In the event that it turns out I don’t love how the sweater looks with the yoke and one sleeve in one color and the body and other sleeve in another, I will get some brown dye and try to overdye the entire thing. Unfortunately, there’s not a damn thing I can do if it turns out that I don’t like how the wildly uneven stitches look. Small chance of that, though.
To give me a break from the artistic genius that is Matt’s sweater, I decided to whip out a couple small projects. I had a lovely skein of blue Manos in my stash, and I decided to turn it into Grumperina’s lovely Odessa hat that I’ve long admired. I adjusted the pattern slightly to accommodate the heavier-than-called-for yarn, and, to my astonishment, it came out quite nicely! It was a fun and easy pattern to knit (I left out the beads), and I was pleased to have a cute little blue hat to go with my navy coat. Imagine my joy, then, when I pulled the laundry out of the washer last week and, in with the jeans and towels, found my Odessa hat. I have absolutely no idea how it got there, unless I accidentally mistook the washer for a hatbox the last time, I, I don’t know, dropped acid or something. With great effort I managed to get it around my head for this photo, but it’ll go to charity now. Sigh.
Still, the hat had been quick to make, so I bucked myself up, dug into my stash, and cranked out another one in Lamb’s Pride worsted. (“Cranked out” actually glosses over some real problems I had while knitting the second hat, wherein I wound up trying to drop down stitches through multiple YOs and SSKs and then reconstruct a good two inches of circumference. I did this in an effort to avoid tinking back about 4 rows. In the end I’d estimate it took me about three times as long as it would have taken to tink, with astronomically more frustration involved. Well, let’s just hope it built character or something.
In a way this Odessa came out even better because the yarn is more evenly spun. I marched Matt outside and made him take a photo of me before I could inadvertently felt this one. Nice, huh? Don’t I look happy to be wearing it? At last, a successful finished object. What a feeling of accomplishment. Wait, what the hell is that??
That is a stitch that apparently I missed when I drew the yarn through (in theory) all the stitches left on the needles at the crown of the hat. It has now laddered its way down about 8 rows, through lots of K2togs, YOs, SSKs, and who knows what all. It is definitely fixable, but I can’t say I’m overly motivated to tackle it right now. Hats: you’re on notice. Moving on.
The one bright spot in all this is a lovely brioche-stitch scarf I knit out of two skeins of Misti Alpaca chunky yarn. I used size 13 needles and it took me about two days to make.

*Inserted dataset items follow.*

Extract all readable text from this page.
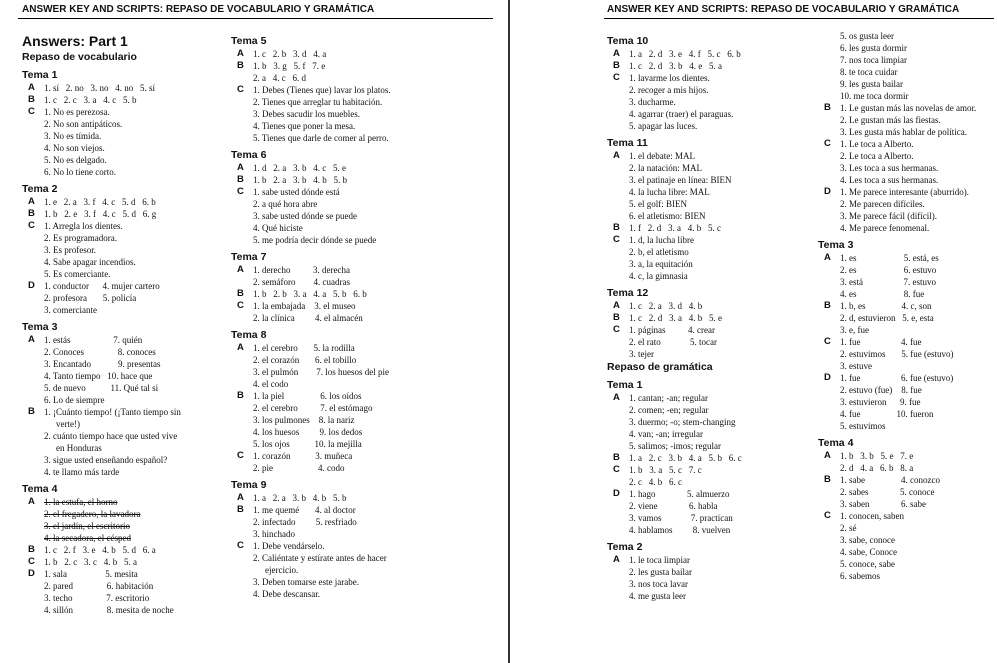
ANSWER KEY AND SCRIPTS: REPASO DE VOCABULARIO Y GRAMÁTICA
Answers: Part 1
Repaso de vocabulario
Tema 1
A 1. sí   2. no   3. no   4. no   5. sí
B 1. c   2. c   3. a   4. c   5. b
C 1. No es perezosa.
2. No son antipáticos.
3. No es tímida.
4. No son viejos.
5. No es delgado.
6. No lo tiene corto.
Tema 2
A 1. e   2. a   3. f   4. c   5. d   6. b
B 1. b   2. e   3. f   4. c   5. d   6. g
C 1. Arregla los dientes.
2. Es programadora.
3. Es profesor.
4. Sabe apagar incendios.
5. Es comerciante.
D 1. conductor      4. mujer cartero
2. profesora       5. policía
3. comerciante
Tema 3
A 1. estás                   7. quién
2. Conoces               8. conoces
3. Encantado            9. presentas
4. Tanto tiempo   10. hace que
5. de nuevo           11. Qué tal si
6. Lo de siempre
B 1. ¡Cuánto tiempo! (¡Tanto tiempo sin
verte!)
2. cuánto tiempo hace que usted vive
en Honduras
3. sigue usted enseñando español?
4. te llamo más tarde
Tema 4
A 1. la estufa, el horno
2. el fregadero, la lavadora
3. el jardín, el escritorio
4. la secadora, el césped
B 1. c   2. f   3. e   4. b   5. d   6. a
C 1. b   2. c   3. c   4. b   5. a
D 1. sala                 5. mesita
2. pared               6. habitación
3. techo               7. escritorio
4. sillón               8. mesita de noche
Tema 5
A 1. c   2. b   3. d   4. a
B 1. b   3. g   5. f   7. e
2. a   4. c   6. d
C 1. Debes (Tienes que) lavar los platos.
2. Tienes que arreglar tu habitación.
3. Debes sacudir los muebles.
4. Tienes que poner la mesa.
5. Tienes que darle de comer al perro.
Tema 6
A 1. d   2. a   3. b   4. c   5. e
B 1. b   2. a   3. b   4. b   5. b
C 1. sabe usted dónde está
2. a qué hora abre
3. sabe usted dónde se puede
4. Qué hiciste
5. me podría decir dónde se puede
Tema 7
A 1. derecho          3. derecha
2. semáforo        4. cuadras
B 1. b   2. b   3. a   4. a   5. b   6. b
C 1. la embajada    3. el museo
2. la clínica         4. el almacén
Tema 8
A 1. el cerebro       5. la rodilla
2. el corazón       6. el tobillo
3. el pulmón        7. los huesos del pie
4. el codo
B 1. la piel                6. los oídos
2. el cerebro          7. el estómago
3. los pulmones    8. la nariz
4. los huesos         9. los dedos
5. los ojos           10. la mejilla
C 1. corazón           3. muñeca
2. pie                    4. codo
Tema 9
A 1. a   2. a   3. b   4. b   5. b
B 1. me quemé       4. al doctor
2. infectado         5. resfriado
3. hinchado
C 1. Debe vendárselo.
2. Caliéntate y estírate antes de hacer
ejercicio.
3. Deben tomarse este jarabe.
4. Debe descansar.
ANSWER KEY AND SCRIPTS: REPASO DE VOCABULARIO Y GRAMÁTICA
Tema 10
A 1. a   2. d   3. e   4. f   5. c   6. b
B 1. c   2. d   3. b   4. e   5. a
C 1. lavarme los dientes.
2. recoger a mis hijos.
3. ducharme.
4. agarrar (traer) el paraguas.
5. apagar las luces.
Tema 11
A 1. el debate: MAL
2. la natación: MAL
3. el patinaje en línea: BIEN
4. la lucha libre: MAL
5. el golf: BIEN
6. el atletismo: BIEN
B 1. f   2. d   3. a   4. b   5. c
C 1. d, la lucha libre
2. b, el atletismo
3. a, la equitación
4. c, la gimnasia
Tema 12
A 1. c   2. a   3. d   4. b
B 1. c   2. d   3. a   4. b   5. e
C 1. páginas          4. crear
2. el rato             5. tocar
3. tejer
Repaso de gramática
Tema 1
A 1. cantan; -an; regular
2. comen; -en; regular
3. duermo; -o; stem-changing
4. van; -an; irregular
5. salimos; -imos; regular
B 1. a   2. c   3. b   4. a   5. b   6. c
C 1. b   3. a   5. c   7. c
2. c   4. b   6. c
D 1. hago              5. almuerzo
2. viene              6. habla
3. vamos             7. practican
4. hablamos         8. vuelven
Tema 2
A 1. le toca limpiar
2. les gusta bailar
3. nos toca lavar
4. me gusta leer
5. os gusta leer
6. les gusta dormir
7. nos toca limpiar
8. te toca cuidar
9. les gusta bailar
10. me toca dormir
B 1. Le gustan más las novelas de amor.
2. Le gustan más las fiestas.
3. Les gusta más hablar de política.
C 1. Le toca a Alberto.
2. Le toca a Alberto.
3. Les toca a sus hermanas.
4. Les toca a sus hermanas.
D 1. Me parece interesante (aburrido).
2. Me parecen difíciles.
3. Me parece fácil (difícil).
4. Me parece fenomenal.
Tema 3
A 1. es                     5. está, es
2. es                     6. estuvo
3. está                  7. estuvo
4. es                     8. fue
B 1. b, es                4. c, son
2. d, estuvieron   5. e, esta
3. e, fue
C 1. fue                  4. fue
2. estuvimos       5. fue (estuvo)
3. estuve
D 1. fue                  6. fue (estuvo)
2. estuvo (fue)    8. fue
3. estuvieron      9. fue
4. fue                10. fueron
5. estuvimos
Tema 4
A 1. b   3. b   5. e   7. e
2. d   4. a   6. b   8. a
B 1. sabe                4. conozco
2. sabes              5. conoce
3. saben              6. sabe
C 1. conocen, saben
2. sé
3. sabe, conoce
4. sabe, Conoce
5. conoce, sabe
6. sabemos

It is not an exaggeration to say that this is the nicest-feeling yarn I have ever knit with. As it flowed through my hands onto my needles there were times when it felt almost liquid, in a good way. It has been a while since the process of knitting itself has been so pleasurable. I wasn’t even beginning to get tired of it when I reached the end of the second skein. I love how the brioche stitch looks feminine and simple and substantial and warm. There is only one problem, and it is one that I have been obstinately ignoring and will continue to ignore: it’s a little itchy. I was stunned to discover this. I mean, to touch this yarn with your hands is like stroking an angel’s wing. It never occurred to me it might be itchy. And in fact, when I first discovered that it made my neck itch a little, I incredulously touched the scarf to every part of my body for which it was hygienic to do so. Not an itch anywhere. Therefore, I think it is perfectly appropriate that I punish my neck for being such a high-maintenance little snot. Think you’re too good for alpaca, neck? Too bad! You’ll wear that scarf and you’ll like it!
Oh, I thought of one other bright spot! I took my swatch for the Gatsby Girl Pullover into a great YS that is L to my mom (Ewe’ll Love It) when I was in New Hampshire for Thanksgiving. The owner, whose opinion I respect, took a good look at it and declared that it would be fine for the sweater. Given that she stood to make some money on the sale of replacement yarn, I trust her opinion and am going to press on with the yarn I’ve got. (I expressed my gratitude by buying Misti Alpaca and some yarn for a baby sweater. And some books. And needles. And notions. Not my finest display of will power ever.) Anyway, thank you all for your commiseration and advice. Muchly appreciated.